L’expérimentateur peut produire des changements systématiques dans l’encodage en présentant du matériel non destiné à être appris explicitement, comme des éléments contextuels, en même temps que les items cibles. Le sujet a alors pour consigne de penser à la relation entre le matériel et le contexte. On peut utiliser par exemple des mots polysémiques, tel que avocat, et induire un sens différent à chaque présentation. On peut aussi utiliser des éléments qui vont attirer l’attention des sujets, comme par exemple écrire une lettre en rouge. On peut aussi faire varier le contexte en modifiant le moment pendant lequel le sujet passe l’expérience : après manger, le matin ou la nuit, dans une salle différente, debout ou assis, la couleur du fond d’écran, etc.

L’auteur pense cependant que ce sont les changements aléatoires qui sont responsables des effets de pratique distribuée. Bower postule qu’il se produit un phénomène de dérivation (drift) graduelle du contexte au fil du temps dans la mesure où un ensemble d’événements se produisent pendant le passage du temps expérimental.
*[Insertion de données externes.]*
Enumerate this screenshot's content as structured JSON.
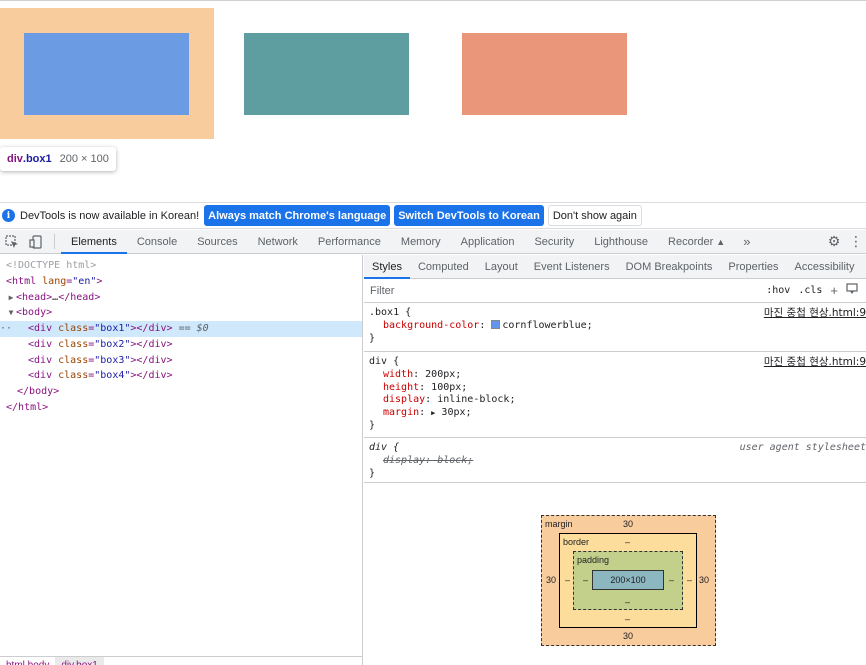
{
  "tooltip": {
    "tag": "div",
    "cls": ".box1",
    "dims": "200 × 100"
  },
  "infobar": {
    "text": "DevTools is now available in Korean!",
    "btn_match": "Always match Chrome's language",
    "btn_switch": "Switch DevTools to Korean",
    "btn_dont": "Don't show again"
  },
  "toolbar": {
    "tabs": [
      "Elements",
      "Console",
      "Sources",
      "Network",
      "Performance",
      "Memory",
      "Application",
      "Security",
      "Lighthouse",
      "Recorder"
    ],
    "more": "»"
  },
  "elements": {
    "doctype": "<!DOCTYPE html>",
    "html_tag": "html",
    "html_attr": "lang",
    "html_val": "\"en\"",
    "head": "head",
    "head_ellipsis": "…",
    "body": "body",
    "div": "div",
    "class_attr": "class",
    "box1": "\"box1\"",
    "box2": "\"box2\"",
    "box3": "\"box3\"",
    "box4": "\"box4\"",
    "sel_marker": "== $0"
  },
  "breadcrumb": [
    "html body",
    "div.box1"
  ],
  "styles": {
    "subtabs": [
      "Styles",
      "Computed",
      "Layout",
      "Event Listeners",
      "DOM Breakpoints",
      "Properties",
      "Accessibility"
    ],
    "filter_placeholder": "Filter",
    "hov": ":hov",
    "cls": ".cls",
    "rule1": {
      "selector": ".box1 {",
      "source": "마진 중첩 현상.html:9",
      "prop": "background-color",
      "value": "cornflowerblue;",
      "swatch_color": "#6495ed"
    },
    "rule2": {
      "selector": "div {",
      "source": "마진 중첩 현상.html:9",
      "decls": [
        {
          "prop": "width",
          "value": "200px;"
        },
        {
          "prop": "height",
          "value": "100px;"
        },
        {
          "prop": "display",
          "value": "inline-block;"
        },
        {
          "prop": "margin",
          "value": "30px;"
        }
      ]
    },
    "rule3": {
      "selector": "div {",
      "source": "user agent stylesheet",
      "prop": "display",
      "value": "block;"
    },
    "close_brace": "}"
  },
  "boxmodel": {
    "margin_label": "margin",
    "margin_top": "30",
    "margin_bottom": "30",
    "margin_left": "30",
    "margin_right": "30",
    "border_label": "border",
    "border_val": "–",
    "padding_label": "padding",
    "padding_val": "–",
    "content": "200×100"
  },
  "colors": {
    "margin_overlay": "#f9cc9d",
    "box1": "#6a9be3",
    "box2": "#5f9ea0",
    "box3": "#ea967b",
    "accent": "#1a73e8"
  }
}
Ainsi, lorsque le temps passe suite à un instant t, le contexte courant est de plus en plus différent du contexte au moment t. Ce changement contextuel induit une modification des opérateurs d’encodage. Selon l’auteur cependant, ce changement contextuel est rarement total, les « états d’esprits » revenant de façon cyclique.

Dans le cas où une répétition d’un stimulus a lieu, la seconde occurrence va faire augmenter la performance de mémoire lors d’un test ultérieur, car elle fournit une occasion pour de nouveaux éléments d’être encodés et ajoutés à la trace mnésique. L’avantage apporté par ce second épisode dépend de l’amplitude des changements d’encodage réalisés pendant l’intervalle entre les présentations, puisque plus il y a d’encodages réalisés, plus la récupération ultérieure sera facilitée.